Cosa c’è di più politico oggi del rifarsi a un testo scritto quasi due secoli fa dal massimo poeta italiano, Giacomo Leopardi, poco conosciuto ahimé come pensatore (bisognerebbe rileggersi interamente il suo Zibaldone per comprenderne la levatura di filosofo)? Francesca Fini ha deciso di partire proprio dal Discorso sopra lo stato presente dei costumi degl’Italiani per creare la sua performance-metafora sulla situazione dell’Italia e, di riflesso, dell’Europa. Il risultato è un’azione “chirurgica” e a tratti suggestiva che stimola molte riflessioni, un’azione dove l’immagine in movimento gioca un ruolo fondamentale nella messa in scena.
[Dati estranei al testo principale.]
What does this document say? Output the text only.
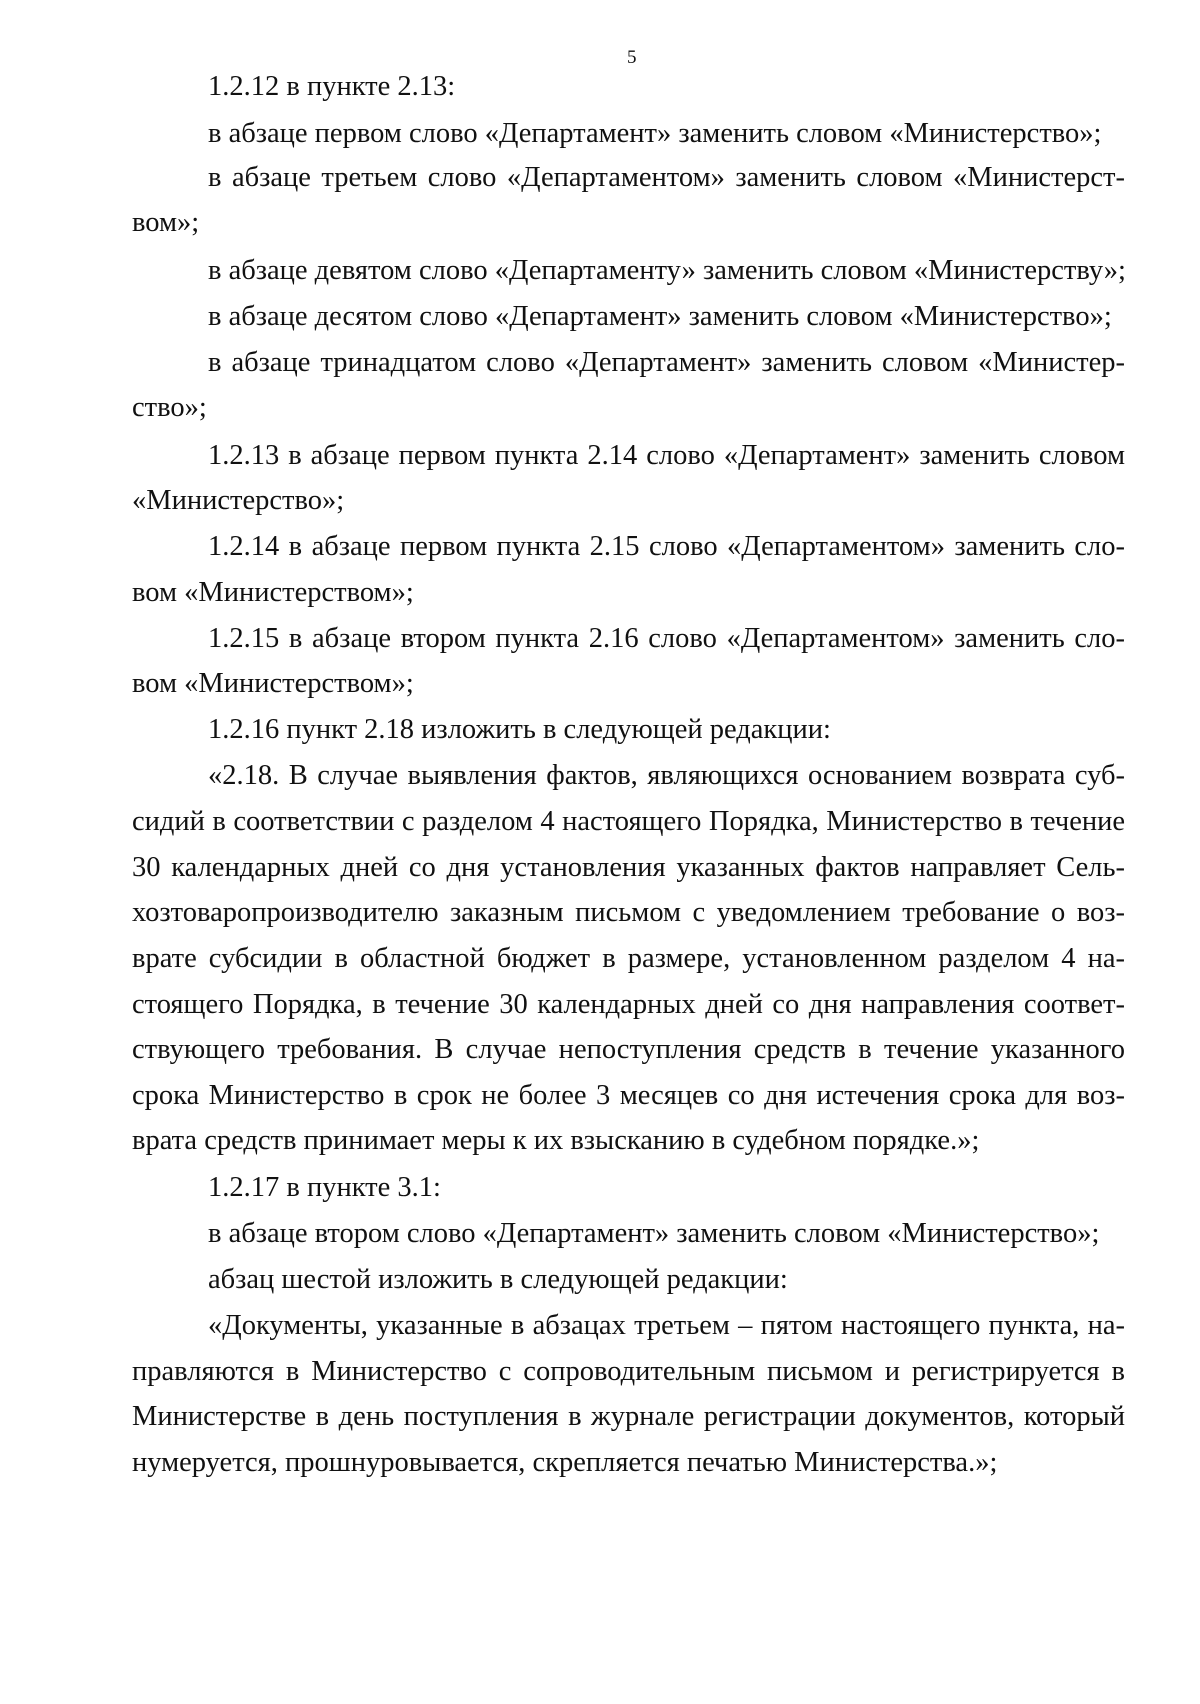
5
1.2.12 в пункте 2.13:
в абзаце первом слово «Департамент» заменить словом «Министерство»;
в абзаце третьем слово «Департаментом» заменить словом «Министерст-
вом»;
в абзаце девятом слово «Департаменту» заменить словом «Министерству»;
в абзаце десятом слово «Департамент» заменить словом «Министерство»;
в абзаце тринадцатом слово «Департамент» заменить словом «Министер-
ство»;
1.2.13 в абзаце первом пункта 2.14 слово «Департамент» заменить словом
«Министерство»;
1.2.14 в абзаце первом пункта 2.15 слово «Департаментом» заменить сло-
вом «Министерством»;
1.2.15 в абзаце втором пункта 2.16 слово «Департаментом» заменить сло-
вом «Министерством»;
1.2.16 пункт 2.18 изложить в следующей редакции:
«2.18. В случае выявления фактов, являющихся основанием возврата суб-
сидий в соответствии с разделом 4 настоящего Порядка, Министерство в течение
30 календарных дней со дня установления указанных фактов направляет Сель-
хозтоваропроизводителю заказным письмом с уведомлением требование о воз-
врате субсидии в областной бюджет в размере, установленном разделом 4 на-
стоящего Порядка, в течение 30 календарных дней со дня направления соответ-
ствующего требования. В случае непоступления средств в течение указанного
срока Министерство в срок не более 3 месяцев со дня истечения срока для воз-
врата средств принимает меры к их взысканию в судебном порядке.»;
1.2.17 в пункте 3.1:
в абзаце втором слово «Департамент» заменить словом «Министерство»;
абзац шестой изложить в следующей редакции:
«Документы, указанные в абзацах третьем – пятом настоящего пункта, на-
правляются в Министерство с сопроводительным письмом и регистрируется в
Министерстве в день поступления в журнале регистрации документов, который
нумеруется, прошнуровывается, скрепляется печатью Министерства.»;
Del resto Fini ha sempre fuso insieme nei suoi lavori visualmente complessi il corpo e il video, il materico (anche pittorico) e l’immateriale (soprattutto tecnologico).
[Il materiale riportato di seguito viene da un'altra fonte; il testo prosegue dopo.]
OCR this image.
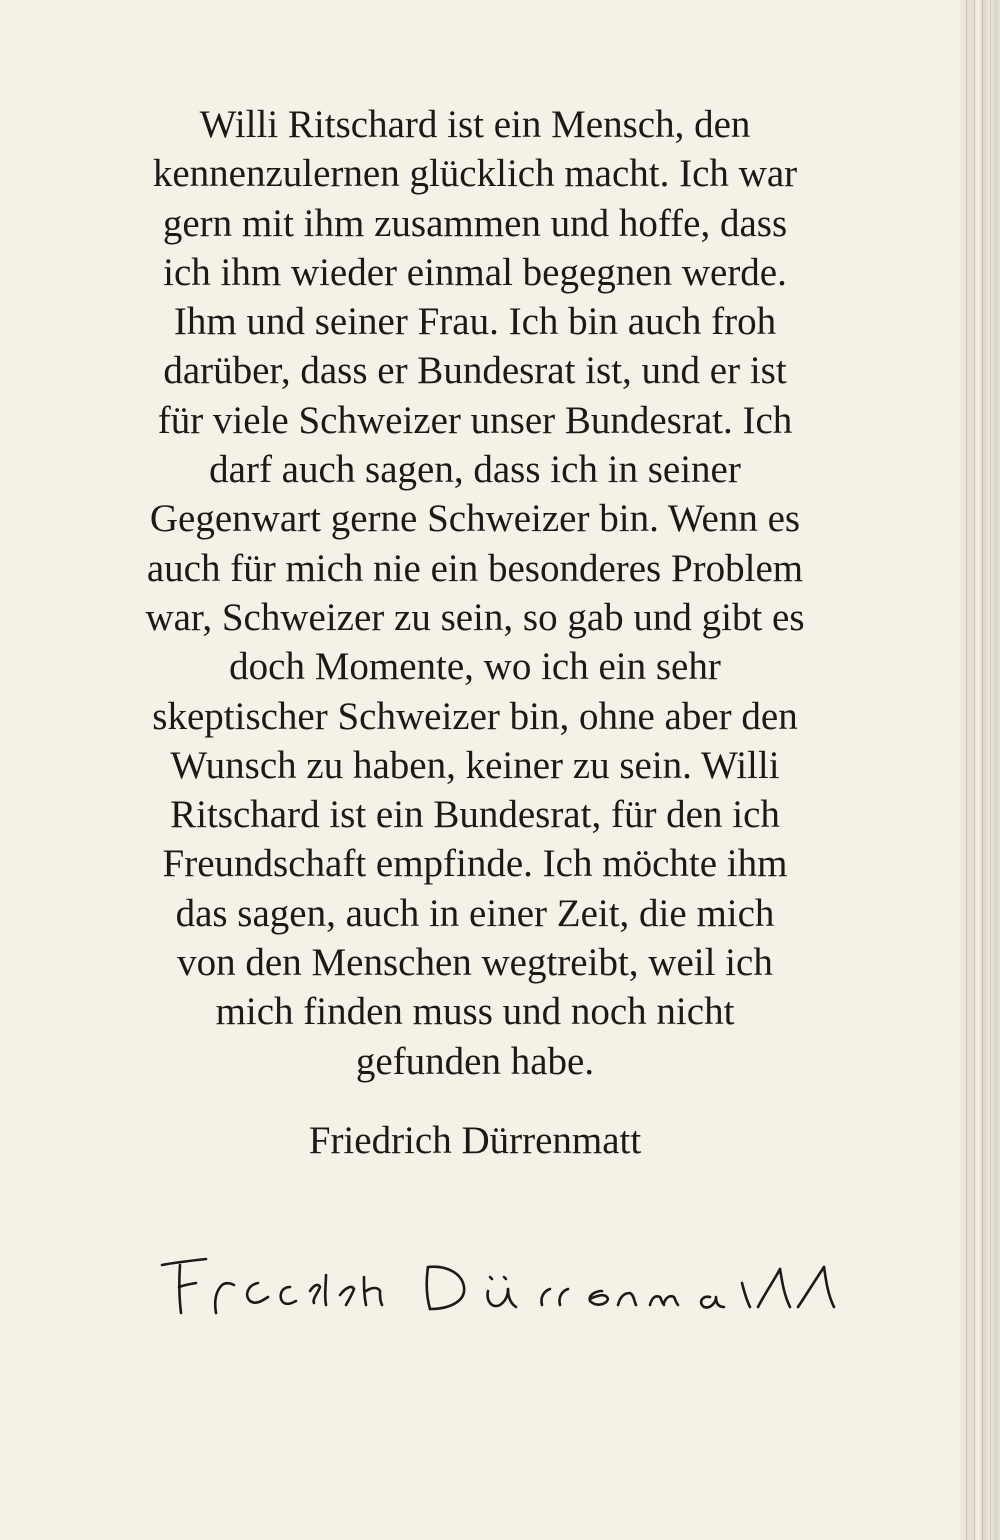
Willi Ritschard ist ein Mensch, den
kennenzulernen glücklich macht. Ich war
gern mit ihm zusammen und hoffe, dass
ich ihm wieder einmal begegnen werde.
Ihm und seiner Frau. Ich bin auch froh
darüber, dass er Bundesrat ist, und er ist
für viele Schweizer unser Bundesrat. Ich
darf auch sagen, dass ich in seiner
Gegenwart gerne Schweizer bin. Wenn es
auch für mich nie ein besonderes Problem
war, Schweizer zu sein, so gab und gibt es
doch Momente, wo ich ein sehr
skeptischer Schweizer bin, ohne aber den
Wunsch zu haben, keiner zu sein. Willi
Ritschard ist ein Bundesrat, für den ich
Freundschaft empfinde. Ich möchte ihm
das sagen, auch in einer Zeit, die mich
von den Menschen wegtreibt, weil ich
mich finden muss und noch nicht
gefunden habe.
Friedrich Dürrenmatt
L’acronimo Piigs coniato per indicare in modo piuttosto offensivo quei paesi sull’orlo del default, diventa naturalmente un jeu de mot iconico/ironico su cui Fini – con l’apporto del suo compagno di scena Daniele Sirotti – lavora, attraverso un’impostazione in alcuni punti carnascialesca. Piigs si articola su tre livelli concatenati. Il primo è dato dalla lettura integrale del testo, sottofondo significante ma non didascalico rispetto alla performance. Il secondo dalla dimensione fisica, ovvero dall’azione dell’artista. Il terzo è costituito da un paio di interventi video proiettati sullo schermo; in quello iniziale Fini visualizza i primi articoli della Costituzione Italiana mediante un lettering creato quasi in stop motion su una tavola imbandita, componendo le singole frasi lettera per lettera, con svariati oggetti e l’ausilio del compositing. Questa traduzione letterale della Costituzione sfiora volutamente il kitsch. È pop, ridondante, caotica, esattamente come la sua performance: dopo aver versato olio e passata di pomodoro su un telone di plastica – su cui all’inizio Daniele Sirotti aveva dipinto l’acronimo stesso, Piigs – Fini ci pattina sopra cancellando con tenacia e con fatica questa amalgama oleosa di rosso e nero, un impasto di vernice e materia organica. L’olio e il pomodoro rappresentano il condimento classico della cucina italiana, ma questa sorta di action painting per cancellazione – goffa e grottesca – si trasforma in un rituale senza gioia, cupo e sofferto, in una sorta di “porcile” concettuale. Il vitalismo tipico del popolo italiano in Piigs, esattamente come nel classicismo illuminista di Leopardi, è pessimismo della ragione ma anche “satura”, volutamente sgangherata, come i movimenti disarticolati dell’artista sulla scena, nuda o seminuda. Eppure l’idea di partenza, il riferirsi a Leopardi, permette a Fini di volare alto in termini politici e di non ridurre la sua opera alla facile e stereotipata polemica sul malgoverno nazionale. In gioco c’è qualcosa di più profondo e atavico che, anzi, può meglio farci comprendere come la nostra disastrosa situazione abbia radici antichissime.
Ed è forse il video finale della performance ad illuminarci meglio sull’aspetto satirico di PIiigs e sulla natura irriverente e blasfema di questo assemblage estetico-politico: le foto in rapida successione di alcuni uomini politici europei con il simbolo della Ue alle spalle (il cerchio di stelle che rappresentano i diversi stati dell’Unione) sono associate a raffigurazioni della Madonna provvista di un’aureola similare. È l’ultimo ma anche amaro sberleffo al credo europeo (“È l’Europa che ce lo chiede”) che ci ha condotti a una crisi profonda. Non solo economica ma, appunto, culturale. I costumi degli italiani analizzati da Leopardi non sono poi molto diversi da quelli attuali. E così anche la relazione tra il nostro paese e il continente di cui fa parte. Nella prima metà dell’800 l’unità dell’Italia così come quella dell’Europa erano astrazioni, ipotesi, ambizioni. Oggi sono una realtà incompiuta. Di fatto nulla è mutato, e la performance Piigs, pur lavorando sull’immaginario di una satira colorata eppur “fredda” tra sacro e profano, è qui a ricordarcelo.